To remove any risk of these biases, we have “industrialized” the process of selecting hyper-parameters, and we are using a Bayesian optimization process which aims to select an optimal set of hyper-parameters with the least number of trials possible, validating the accuracy of the model along the way. We then have a pure out-of-sample test dataset to ensure the return prediction accuracy is strong in timeframes and universes never seen by the model.

This “industrialized” process enables us to train a large number of distinct models with different return objectives, which helps us build a robust prediction by averaging prediction over an ensemble of models.

 

What are the best and worst environments for systematic trading strategies?

The best environment for systematic trading strategies is an environment of high dispersion of returns, which offers opportunities to play convergence trades on short-term via statistical arbitrage and long-term value biased strategies.

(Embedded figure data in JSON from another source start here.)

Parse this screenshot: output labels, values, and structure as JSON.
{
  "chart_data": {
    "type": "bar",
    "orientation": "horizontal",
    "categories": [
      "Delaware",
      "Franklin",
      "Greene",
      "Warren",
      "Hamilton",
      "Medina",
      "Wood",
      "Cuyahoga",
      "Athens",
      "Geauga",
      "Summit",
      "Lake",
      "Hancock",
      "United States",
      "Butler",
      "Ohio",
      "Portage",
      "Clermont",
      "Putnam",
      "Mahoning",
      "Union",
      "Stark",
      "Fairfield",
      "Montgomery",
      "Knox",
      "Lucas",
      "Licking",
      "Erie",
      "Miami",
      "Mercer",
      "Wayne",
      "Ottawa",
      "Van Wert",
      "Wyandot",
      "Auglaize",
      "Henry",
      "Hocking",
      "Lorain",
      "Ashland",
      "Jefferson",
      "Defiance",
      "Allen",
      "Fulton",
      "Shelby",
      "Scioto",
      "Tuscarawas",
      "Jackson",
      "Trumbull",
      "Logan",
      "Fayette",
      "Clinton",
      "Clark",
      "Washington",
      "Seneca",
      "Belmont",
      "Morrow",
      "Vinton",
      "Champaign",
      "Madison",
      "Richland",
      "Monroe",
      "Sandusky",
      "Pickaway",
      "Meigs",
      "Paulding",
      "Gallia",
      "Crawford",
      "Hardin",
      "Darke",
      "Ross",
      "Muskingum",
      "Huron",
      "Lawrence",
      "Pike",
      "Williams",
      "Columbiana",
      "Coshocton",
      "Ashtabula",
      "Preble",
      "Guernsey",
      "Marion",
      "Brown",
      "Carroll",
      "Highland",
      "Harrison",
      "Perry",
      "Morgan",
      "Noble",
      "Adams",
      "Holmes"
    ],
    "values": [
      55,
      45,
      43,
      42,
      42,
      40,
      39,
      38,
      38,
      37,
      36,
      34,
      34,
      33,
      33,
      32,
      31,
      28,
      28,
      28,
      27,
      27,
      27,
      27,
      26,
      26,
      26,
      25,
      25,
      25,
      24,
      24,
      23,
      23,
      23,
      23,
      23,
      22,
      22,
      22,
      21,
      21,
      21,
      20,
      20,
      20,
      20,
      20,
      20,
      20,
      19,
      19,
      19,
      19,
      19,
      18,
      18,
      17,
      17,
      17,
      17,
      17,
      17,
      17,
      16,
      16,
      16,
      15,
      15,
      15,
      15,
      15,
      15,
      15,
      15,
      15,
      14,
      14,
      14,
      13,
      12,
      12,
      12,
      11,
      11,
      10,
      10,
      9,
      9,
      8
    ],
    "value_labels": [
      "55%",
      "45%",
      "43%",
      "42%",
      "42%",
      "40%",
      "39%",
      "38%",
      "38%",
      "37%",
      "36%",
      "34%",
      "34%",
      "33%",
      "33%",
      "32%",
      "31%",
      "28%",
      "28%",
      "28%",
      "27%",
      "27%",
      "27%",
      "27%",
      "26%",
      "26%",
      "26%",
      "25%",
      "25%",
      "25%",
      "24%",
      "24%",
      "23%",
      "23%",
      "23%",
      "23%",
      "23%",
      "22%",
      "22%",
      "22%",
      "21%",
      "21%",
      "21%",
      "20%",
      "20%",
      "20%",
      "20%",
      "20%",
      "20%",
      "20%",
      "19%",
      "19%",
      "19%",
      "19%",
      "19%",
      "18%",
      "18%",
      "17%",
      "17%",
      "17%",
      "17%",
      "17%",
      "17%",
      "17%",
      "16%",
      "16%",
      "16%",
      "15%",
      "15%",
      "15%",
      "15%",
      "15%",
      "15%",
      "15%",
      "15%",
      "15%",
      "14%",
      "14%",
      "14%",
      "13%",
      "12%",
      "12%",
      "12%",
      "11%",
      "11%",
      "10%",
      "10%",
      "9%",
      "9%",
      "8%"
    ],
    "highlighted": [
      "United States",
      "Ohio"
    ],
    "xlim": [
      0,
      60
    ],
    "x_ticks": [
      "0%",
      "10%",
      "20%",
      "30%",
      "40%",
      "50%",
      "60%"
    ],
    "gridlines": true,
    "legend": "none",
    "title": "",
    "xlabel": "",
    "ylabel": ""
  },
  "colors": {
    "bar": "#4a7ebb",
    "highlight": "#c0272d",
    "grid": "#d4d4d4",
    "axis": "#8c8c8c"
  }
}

Some of the worst environment come when you have a new type of exogeneous market shock like COVID in 2020, leading to large market moves not easily predictable from history, leading to fast deleveraging across systematic players.

 

What are the opportunities and challenges with systematic trading strategies going forward?

The opportunities come from the fast growth of data available and the rapid progress of technology, including AI, which should help shape better investment strategies and could provide a relative edge for systematic approaches relative to discretionary ones through time.

The main challenge is the risk that a small number of players build up data and compute capacity so large they prevent most other players from capturing inefficiencies, raising the barriers to entry for smaller alternative players. We have already found for many years that on our lower frequency strategies, inefficiencies and expected strategy returns are in general much higher for instance in the Emerging Markets universe than in the US. It becomes key for smaller systematic players to focus on less crowded market segments where they can have an edge in the implementation of the strategies given their smaller size.